Firoze Manji, the former Africa program director for Amnesty International, said one of the big problems with groups such as WE is that they aren’t accountable to the people they claim to serve.
“They are accountable to selfappointed boards,” said Mr. Manji, who is originally from Kenya and is now a professor at Carleton University’s Institute of African Studies. “The mythology is that they are going to fight poverty. The problem with that proposition, although it sounds very good, is that they don’t deal with the causes of impoverishment.”
On Sept. 9, WE Charity said it would wind down its Canadian operations, but its for-profit affiliate, ME to WE, will remain active, as will WE Charity in the United States and the United Kingdom.
The charity’s programs in countries such as Kenya, Tanzania and Ecuador will continue “as long as possible” the organization said.
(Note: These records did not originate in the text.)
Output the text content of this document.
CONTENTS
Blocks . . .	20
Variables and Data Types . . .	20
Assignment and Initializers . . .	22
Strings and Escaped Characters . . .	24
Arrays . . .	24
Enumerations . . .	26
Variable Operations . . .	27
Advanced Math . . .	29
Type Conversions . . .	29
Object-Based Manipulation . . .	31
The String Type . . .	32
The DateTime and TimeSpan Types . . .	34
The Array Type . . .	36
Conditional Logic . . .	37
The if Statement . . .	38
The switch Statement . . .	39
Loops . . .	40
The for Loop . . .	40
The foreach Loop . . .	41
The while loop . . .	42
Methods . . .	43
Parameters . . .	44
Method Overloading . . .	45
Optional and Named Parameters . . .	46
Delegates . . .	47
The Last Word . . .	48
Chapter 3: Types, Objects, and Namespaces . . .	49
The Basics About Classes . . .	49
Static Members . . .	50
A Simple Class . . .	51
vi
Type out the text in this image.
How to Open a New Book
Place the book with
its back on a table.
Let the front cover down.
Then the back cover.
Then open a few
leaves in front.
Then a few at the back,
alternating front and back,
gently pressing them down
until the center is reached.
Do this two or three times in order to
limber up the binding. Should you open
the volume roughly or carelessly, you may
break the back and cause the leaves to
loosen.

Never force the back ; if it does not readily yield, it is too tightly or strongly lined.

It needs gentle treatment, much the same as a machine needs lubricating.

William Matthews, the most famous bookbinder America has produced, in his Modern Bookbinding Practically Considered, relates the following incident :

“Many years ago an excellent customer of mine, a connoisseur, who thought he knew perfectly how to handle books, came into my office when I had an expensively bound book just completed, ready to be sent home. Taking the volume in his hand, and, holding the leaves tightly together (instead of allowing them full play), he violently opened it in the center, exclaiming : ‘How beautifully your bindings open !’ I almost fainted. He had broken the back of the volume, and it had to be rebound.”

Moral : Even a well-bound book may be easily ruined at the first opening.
The extent and impact of those overseas programs is not easy to discern. It is clear from financial statements released by the organization and tax filings that WE’s soon-to-be-closed Canadian programs are by far the charity’s largest. In 2019, WE Charity Canada had total revenue of $65.9-million and expenses of just under $68.2-million.
In some years, its U.S. arm has sent more money to Canada than it sent to any country in Asia, Africa or Latin America or spent on domestic programming. In the 2019 financial year, U.S. tax filings show WE Charity U.S. spent US$7.6-million on domestic programs and US$18.8-million on “grants and other assistance to foreign organizations” – of which US$10.8-million went to WE Charity Canada. In 2018, WE Charity U.S. spent US$5.8-million on domestic programming with another US$6-million going to Canada. That year US$8.5-million went to Asia, Africa and Latin America.
WE Charity said the money was sent to the Canadian office to reimburse it for work done on programs that were delivered in the United States. Staff in the organization’s Global Learning Centre in Toronto “create learning curricula, organize and deliver digital programming, carry out program development, and conduct measurement and evaluation work for operations in both Canada and the U.S.,” WE said in an e-mail response to Canadian Press.
Outside of North America, Kenya was the biggest recipient of money from WE Charity U.S.
WE did not make a representative available for an interview, but in an e-mailed response it included a quote attributed to the governor of Kenya’s Narok County. “I can confidently say that no NGO has done more to benefit Kenya than WE Charity,” Samuel K. Tunai is quoted as saying.
Other Kenyans have a different impression. Karuti Kanyinga, director of the Institute for Development Studies at the University of Nairobi, said he isn’t familiar with WE Charity or Free the Children, the organization’s former name.
With more than 10,000 NGOs operating in Kenya, he said it’s “difficult to keep track of what any of them is doing, except if it is involved in huge advocacy work or is one of the big ones with a lot of resources to impact change at the national level.”
WE Charity doesn’t appear on a list of the 50 NGOs that spend the most on programs in Kenya, released in the 2018-19 annual report of Kenya’s Non-Governmental Organizations Co-ordination Board. All NGOs operating in Kenya are required to submit reports to the board.